Elle a 28 ans, son nom est encore peu connu mais elle a tenu de nombreux seconds rôles, notamment chez Guédiguian. Ainsi, elle est celle qui trahit dans L’Armée du crime. Ici, elle joue Valérie, la fiancée de Grégoire Leprince-Ringuet. On la retrouve dans 25 longs-métrages, elle a commencé à l’âge de 10 ans et a reçu de nombreux prix dans la catégorie Espoirs.

La musique

La musique est signée Alexandre Desplat, compositeur français né en 1961. Il a une carrière internationale exceptionnelle. Il a été nominé 8 fois aux Oscars et a reçu finalement cet Oscar pour la musique de « The Grand Budapest Hotel » de Wes Anderson en 2015. Il a également été nominé 8 fois aux Césars et a été récompensé 3 fois.
Il a beaucoup travaillé avec Jacques Audiard « Regarde les hommes tomber » (1994), « Un héros très discret » (1996), « Sur mes lèvres » (2001 », « De battre mon cœur s’est arrêté », « Un Prophète » (2009) « De Rouille et d’os » (2012) (pas Dheepan).
On le retrouve dans de nombreux films de Roman Polanski (dont The Ghost Writer), dans tous les films de Wes Anderson, dans tous les films de Xavier Giannoli, dans plusieurs films de Stephen Frears, dans « The Tree of Life » de Terrence Malick.
Il était le musicien de L’Armée du Crime de Guédiguian et c’est avec un film de Robert Guédiguian Ki lo sa ? que le jeune Alexandre Desplat a commencé sa carrière de compositeur de films en 1985 (il avait 24 ans).

Le chef-monteur

Bernard Sasia est né en 1956 à Marseille. Formé à l’IDHEC. il effectue un stage de mise en scène sur le tournage de Dernier été (1980), le premier long-métrage de Robert Guédiguian. Il a ensuite monté tous les films de Robert Guédiguian . Il était venu à Montargis animer la Rétrospective et à cette occasion nous a présenté son long-métrage Robert sans Robert.

Le film

Je ne raconte rien de ce film, mais je vais vous donner quelques points de repères historiques :

A la fin du XIXème siècle, l’Arménie est partagée entre la Russie et la Turquie, cette dernière contrôlant l’Arménie occidentale soit 7 provinces de l’actuelle Anatolie orientale.

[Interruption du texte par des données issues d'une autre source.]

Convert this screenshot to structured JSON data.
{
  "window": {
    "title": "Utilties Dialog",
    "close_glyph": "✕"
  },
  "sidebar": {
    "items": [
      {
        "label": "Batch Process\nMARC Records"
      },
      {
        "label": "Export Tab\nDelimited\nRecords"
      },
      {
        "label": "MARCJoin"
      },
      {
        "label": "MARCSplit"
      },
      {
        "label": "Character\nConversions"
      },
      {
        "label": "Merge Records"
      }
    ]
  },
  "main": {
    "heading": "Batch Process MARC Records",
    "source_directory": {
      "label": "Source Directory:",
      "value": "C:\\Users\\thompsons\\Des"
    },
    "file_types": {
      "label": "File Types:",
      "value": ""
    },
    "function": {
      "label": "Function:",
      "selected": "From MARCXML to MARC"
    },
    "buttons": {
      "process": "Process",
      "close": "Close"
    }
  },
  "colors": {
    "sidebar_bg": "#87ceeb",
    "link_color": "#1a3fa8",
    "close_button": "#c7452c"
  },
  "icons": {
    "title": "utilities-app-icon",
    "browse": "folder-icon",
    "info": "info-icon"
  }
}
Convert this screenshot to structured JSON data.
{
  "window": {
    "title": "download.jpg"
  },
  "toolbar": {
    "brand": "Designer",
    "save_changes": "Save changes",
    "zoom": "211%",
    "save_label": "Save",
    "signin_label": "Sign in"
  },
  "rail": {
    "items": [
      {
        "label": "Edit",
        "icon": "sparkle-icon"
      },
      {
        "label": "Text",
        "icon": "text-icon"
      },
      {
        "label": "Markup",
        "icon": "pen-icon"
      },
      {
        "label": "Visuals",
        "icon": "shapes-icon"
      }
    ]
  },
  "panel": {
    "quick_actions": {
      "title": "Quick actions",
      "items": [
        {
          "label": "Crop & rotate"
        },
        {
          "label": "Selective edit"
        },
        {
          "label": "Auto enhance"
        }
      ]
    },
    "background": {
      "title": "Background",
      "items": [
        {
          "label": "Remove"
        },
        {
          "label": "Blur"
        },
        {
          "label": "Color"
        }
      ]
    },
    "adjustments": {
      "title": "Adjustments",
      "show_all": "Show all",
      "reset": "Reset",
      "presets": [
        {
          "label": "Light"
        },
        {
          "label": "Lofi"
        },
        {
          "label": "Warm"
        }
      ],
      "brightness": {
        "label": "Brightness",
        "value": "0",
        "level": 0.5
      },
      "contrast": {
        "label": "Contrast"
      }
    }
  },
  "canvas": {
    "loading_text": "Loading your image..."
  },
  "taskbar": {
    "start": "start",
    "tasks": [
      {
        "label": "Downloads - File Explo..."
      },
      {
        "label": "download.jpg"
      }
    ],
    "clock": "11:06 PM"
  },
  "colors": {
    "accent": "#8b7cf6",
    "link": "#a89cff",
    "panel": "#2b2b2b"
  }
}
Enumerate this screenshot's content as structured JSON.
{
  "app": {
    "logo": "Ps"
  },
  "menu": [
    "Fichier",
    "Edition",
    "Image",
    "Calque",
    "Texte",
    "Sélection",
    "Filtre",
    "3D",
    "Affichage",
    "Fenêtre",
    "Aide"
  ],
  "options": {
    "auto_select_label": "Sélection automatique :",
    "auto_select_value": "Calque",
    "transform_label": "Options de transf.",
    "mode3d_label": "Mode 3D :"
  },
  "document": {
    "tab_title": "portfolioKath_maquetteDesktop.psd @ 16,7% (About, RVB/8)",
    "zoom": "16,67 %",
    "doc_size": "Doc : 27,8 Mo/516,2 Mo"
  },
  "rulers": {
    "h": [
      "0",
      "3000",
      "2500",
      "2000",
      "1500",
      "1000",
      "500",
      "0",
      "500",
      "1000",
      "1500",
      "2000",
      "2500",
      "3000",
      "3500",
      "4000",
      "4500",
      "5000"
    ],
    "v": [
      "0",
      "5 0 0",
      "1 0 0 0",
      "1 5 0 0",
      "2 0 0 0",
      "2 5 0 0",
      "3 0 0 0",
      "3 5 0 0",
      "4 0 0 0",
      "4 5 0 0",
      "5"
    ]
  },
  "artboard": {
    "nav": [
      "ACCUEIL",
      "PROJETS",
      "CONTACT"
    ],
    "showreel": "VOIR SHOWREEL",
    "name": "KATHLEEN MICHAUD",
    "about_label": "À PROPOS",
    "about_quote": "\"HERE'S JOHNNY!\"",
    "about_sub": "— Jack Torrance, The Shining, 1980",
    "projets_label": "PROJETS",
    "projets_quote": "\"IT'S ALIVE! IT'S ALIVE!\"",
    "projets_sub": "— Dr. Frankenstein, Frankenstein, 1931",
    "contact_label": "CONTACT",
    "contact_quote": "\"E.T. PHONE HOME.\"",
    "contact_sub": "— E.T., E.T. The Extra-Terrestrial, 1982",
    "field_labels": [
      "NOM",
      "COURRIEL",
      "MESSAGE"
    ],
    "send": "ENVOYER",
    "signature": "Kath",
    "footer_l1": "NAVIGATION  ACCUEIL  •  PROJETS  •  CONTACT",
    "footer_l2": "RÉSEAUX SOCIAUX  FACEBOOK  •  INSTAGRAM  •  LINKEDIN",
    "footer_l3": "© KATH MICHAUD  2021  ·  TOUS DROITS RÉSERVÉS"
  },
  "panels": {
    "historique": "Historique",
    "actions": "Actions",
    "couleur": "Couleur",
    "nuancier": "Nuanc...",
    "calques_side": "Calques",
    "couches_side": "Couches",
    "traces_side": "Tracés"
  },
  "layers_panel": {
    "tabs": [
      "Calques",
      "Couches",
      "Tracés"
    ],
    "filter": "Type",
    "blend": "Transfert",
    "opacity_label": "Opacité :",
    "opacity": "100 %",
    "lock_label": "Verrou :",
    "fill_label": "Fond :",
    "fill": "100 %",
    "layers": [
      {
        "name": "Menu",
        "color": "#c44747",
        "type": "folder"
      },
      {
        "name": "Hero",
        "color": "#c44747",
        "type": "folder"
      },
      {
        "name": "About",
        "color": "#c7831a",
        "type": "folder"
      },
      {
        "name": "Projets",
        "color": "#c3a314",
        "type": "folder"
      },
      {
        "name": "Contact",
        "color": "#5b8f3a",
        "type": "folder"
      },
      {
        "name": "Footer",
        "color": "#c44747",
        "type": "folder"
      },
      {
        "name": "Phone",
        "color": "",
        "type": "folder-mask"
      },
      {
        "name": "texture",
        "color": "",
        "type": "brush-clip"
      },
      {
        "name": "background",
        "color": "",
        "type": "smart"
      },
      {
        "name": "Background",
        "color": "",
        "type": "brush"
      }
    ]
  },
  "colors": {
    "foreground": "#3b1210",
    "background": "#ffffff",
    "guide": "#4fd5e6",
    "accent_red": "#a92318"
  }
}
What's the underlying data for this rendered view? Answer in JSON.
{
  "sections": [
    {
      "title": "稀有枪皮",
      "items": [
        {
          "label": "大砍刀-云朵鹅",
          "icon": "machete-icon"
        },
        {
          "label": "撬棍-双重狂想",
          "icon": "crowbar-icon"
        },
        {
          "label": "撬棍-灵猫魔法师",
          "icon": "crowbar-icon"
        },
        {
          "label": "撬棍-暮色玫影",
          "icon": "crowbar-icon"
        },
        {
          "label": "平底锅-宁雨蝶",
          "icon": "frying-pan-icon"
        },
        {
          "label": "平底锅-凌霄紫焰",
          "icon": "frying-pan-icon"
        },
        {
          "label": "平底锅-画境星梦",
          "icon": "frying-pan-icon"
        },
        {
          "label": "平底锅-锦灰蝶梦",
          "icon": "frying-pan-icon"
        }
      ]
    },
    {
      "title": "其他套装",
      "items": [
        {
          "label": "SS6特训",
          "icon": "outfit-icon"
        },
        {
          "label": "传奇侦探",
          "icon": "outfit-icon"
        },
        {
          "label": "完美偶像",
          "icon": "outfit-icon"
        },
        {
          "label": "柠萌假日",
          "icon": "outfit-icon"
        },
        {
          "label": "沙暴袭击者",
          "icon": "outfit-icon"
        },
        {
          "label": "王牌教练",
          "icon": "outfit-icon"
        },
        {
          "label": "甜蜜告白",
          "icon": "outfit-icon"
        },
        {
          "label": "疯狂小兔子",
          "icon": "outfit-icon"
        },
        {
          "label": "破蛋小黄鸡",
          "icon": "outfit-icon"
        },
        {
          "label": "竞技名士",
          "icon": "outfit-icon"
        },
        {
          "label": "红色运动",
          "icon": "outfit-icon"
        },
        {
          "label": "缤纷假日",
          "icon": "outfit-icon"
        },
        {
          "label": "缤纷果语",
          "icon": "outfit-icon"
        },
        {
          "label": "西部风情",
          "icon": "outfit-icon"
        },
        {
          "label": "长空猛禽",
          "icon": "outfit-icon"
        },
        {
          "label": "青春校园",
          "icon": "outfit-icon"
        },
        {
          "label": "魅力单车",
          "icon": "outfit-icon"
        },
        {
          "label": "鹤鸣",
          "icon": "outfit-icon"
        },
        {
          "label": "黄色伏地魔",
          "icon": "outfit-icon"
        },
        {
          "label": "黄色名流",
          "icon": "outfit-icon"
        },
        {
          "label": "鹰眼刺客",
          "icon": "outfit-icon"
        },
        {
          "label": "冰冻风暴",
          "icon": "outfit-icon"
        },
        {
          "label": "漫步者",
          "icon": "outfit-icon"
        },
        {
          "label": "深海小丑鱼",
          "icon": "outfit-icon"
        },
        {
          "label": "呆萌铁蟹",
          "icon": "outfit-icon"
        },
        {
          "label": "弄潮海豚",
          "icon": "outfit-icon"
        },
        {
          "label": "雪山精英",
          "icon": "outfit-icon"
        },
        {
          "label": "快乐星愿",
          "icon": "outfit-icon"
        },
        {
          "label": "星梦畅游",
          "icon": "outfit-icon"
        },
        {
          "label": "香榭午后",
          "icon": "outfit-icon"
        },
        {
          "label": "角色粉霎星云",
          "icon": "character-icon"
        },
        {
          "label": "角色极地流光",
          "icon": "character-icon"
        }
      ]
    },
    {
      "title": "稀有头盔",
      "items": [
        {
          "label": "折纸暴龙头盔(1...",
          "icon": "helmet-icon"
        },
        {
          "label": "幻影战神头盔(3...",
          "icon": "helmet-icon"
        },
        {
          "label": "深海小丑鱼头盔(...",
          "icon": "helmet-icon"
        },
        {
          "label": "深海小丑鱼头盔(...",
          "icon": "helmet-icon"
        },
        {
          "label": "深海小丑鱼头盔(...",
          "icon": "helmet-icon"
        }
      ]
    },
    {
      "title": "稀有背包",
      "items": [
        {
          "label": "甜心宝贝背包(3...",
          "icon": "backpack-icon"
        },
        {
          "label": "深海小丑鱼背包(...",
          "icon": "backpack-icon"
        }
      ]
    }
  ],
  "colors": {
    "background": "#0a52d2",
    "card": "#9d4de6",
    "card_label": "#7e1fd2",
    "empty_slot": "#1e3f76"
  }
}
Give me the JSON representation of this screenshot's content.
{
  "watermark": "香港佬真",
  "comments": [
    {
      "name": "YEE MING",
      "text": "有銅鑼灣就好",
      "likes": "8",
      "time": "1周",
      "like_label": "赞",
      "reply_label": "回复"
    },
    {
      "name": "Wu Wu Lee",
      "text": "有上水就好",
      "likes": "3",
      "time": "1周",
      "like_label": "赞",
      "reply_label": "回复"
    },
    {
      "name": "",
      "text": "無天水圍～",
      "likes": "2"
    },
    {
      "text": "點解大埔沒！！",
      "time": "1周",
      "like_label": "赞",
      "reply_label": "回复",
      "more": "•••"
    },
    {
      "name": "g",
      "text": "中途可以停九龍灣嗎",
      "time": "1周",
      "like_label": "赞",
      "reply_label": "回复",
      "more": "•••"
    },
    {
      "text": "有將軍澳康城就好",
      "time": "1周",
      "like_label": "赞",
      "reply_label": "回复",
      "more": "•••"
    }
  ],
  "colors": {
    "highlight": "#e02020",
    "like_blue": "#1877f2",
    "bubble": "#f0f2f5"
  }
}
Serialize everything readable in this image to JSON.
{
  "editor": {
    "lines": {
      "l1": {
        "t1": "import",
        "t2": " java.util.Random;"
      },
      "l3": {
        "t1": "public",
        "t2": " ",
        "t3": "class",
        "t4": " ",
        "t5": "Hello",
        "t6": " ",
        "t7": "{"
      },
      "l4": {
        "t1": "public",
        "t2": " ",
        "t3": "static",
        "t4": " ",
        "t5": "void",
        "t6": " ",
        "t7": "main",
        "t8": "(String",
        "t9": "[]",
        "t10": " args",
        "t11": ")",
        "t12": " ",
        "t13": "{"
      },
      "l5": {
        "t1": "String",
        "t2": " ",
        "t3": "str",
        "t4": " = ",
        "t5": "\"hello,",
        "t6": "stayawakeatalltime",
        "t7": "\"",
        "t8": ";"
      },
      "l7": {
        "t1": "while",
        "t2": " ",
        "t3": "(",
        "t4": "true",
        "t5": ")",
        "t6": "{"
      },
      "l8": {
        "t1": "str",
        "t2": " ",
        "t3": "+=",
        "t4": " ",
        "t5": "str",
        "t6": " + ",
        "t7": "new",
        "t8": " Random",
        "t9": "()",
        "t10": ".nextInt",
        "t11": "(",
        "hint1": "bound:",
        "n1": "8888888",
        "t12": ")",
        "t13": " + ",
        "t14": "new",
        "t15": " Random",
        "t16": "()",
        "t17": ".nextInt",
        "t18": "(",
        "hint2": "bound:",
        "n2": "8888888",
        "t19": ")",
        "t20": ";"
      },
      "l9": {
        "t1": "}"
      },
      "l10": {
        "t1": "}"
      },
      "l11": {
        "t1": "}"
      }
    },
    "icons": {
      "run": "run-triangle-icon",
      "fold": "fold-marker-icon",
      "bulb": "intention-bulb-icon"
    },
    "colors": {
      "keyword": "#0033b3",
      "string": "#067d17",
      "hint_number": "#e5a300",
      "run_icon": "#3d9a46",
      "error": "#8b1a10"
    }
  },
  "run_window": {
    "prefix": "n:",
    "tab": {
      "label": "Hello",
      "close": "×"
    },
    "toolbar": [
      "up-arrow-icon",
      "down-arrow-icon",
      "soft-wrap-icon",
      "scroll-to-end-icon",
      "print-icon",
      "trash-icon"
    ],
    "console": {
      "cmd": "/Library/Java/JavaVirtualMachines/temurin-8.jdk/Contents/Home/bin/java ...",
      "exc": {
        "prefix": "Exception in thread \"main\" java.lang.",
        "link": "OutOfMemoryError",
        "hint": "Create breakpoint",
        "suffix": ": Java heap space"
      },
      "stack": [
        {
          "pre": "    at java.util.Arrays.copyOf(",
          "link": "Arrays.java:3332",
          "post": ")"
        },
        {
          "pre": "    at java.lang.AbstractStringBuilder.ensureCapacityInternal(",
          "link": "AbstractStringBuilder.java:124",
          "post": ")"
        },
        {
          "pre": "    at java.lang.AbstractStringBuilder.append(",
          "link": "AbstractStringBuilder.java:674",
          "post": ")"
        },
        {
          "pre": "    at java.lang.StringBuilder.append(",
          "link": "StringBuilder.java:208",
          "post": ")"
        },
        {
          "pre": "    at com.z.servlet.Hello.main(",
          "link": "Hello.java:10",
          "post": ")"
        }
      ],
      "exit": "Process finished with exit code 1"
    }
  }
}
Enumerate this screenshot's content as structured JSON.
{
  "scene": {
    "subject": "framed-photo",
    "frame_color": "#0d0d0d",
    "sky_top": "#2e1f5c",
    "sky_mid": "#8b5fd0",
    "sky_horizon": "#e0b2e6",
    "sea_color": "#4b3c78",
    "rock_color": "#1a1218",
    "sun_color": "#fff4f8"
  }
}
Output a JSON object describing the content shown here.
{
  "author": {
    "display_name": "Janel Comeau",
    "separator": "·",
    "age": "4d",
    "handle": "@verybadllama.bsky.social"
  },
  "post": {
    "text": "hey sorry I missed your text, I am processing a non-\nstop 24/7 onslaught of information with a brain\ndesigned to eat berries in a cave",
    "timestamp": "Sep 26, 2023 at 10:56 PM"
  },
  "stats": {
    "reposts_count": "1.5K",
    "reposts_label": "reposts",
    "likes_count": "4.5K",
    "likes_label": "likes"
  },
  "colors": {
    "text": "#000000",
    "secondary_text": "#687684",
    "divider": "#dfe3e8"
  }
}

Dès 1894-1896 apparaissent les prémices d’un génocide. En effet, le « Sultan rouge » ordonne le massacre des habitants de Sassoun, prenant prétexte du refus de ceux-ci de payer la double imposition qu’il leur demande. C’est le début de 2 ans de massacre en Arménie occidentale qui feront entre 200 000 et 300 000 morts et 100 000 réfugiés, plongeant dans la famine 500 000 personnes

En 1909 commencent les premières exactions des « Jeunes Turcs ». Ces « Jeunes Turcs » appartiennent au mouvement nationaliste musulman « Union et Progrès », convaincu de la supériorité de la « race » turque. Ils entendent régénérer la Turquie en la purgeant des infidèles, notamment chrétiens. En avril 1909 ils organisent le massacre des Arméniens de Cilicie (sud de la Turquie, près de la méditerranée. En 15 jours ils tuent près de 30 000 personnes.

En janvier 1915, peu après le début de la première guerre mondiale, sous le prétexte que les Arméniens pourraient collaborer avec les Russes, le comité « Union et Progrès » décide de désarmer 250 000 Arméniens de l’armée ottomane et de les affecter à des « bataillons de travail ». Ils seront assassinés par petits groupes dans les mois suivants.

Le 24 avril 1915, à Constantinople, sur décision de Talaat Pacha, ministre de l’Intérieur, 2400 notables et intellectuels arméniens sont arrêtés et seront pour la plupart assassinés

Entre le printemps et l’automne 1915, des exécutions et déportations sont organisées à travers toute la Turquie. 800 000 personnes environ trouvent la mort au cours de ces événements.
Par télégramme en date du 15 septembre 1915, Talaat Pacha informe la direction des « Jeunes Turcs » à Alep que « le gouvernement a décidé de détruire tous les Arméniens résidant en Turquie ».
Ainsi, 900 000 autres personnes vont être déportées, assassinées, ou condamnée à mourrir de faim, de maladie, d’épuisement dans des camps de concentration.

Ce génocide a fait plus d’un million de morts sur deux millions d’Arméniens en Turquie.
Retenez bien le nom de Talaat Pacha. Il a un rôle dans ce film.
Mais Guédiguian ne donnera aucune image de ce génocide.
Il va, à sa façon, vous parler de l’Arménie.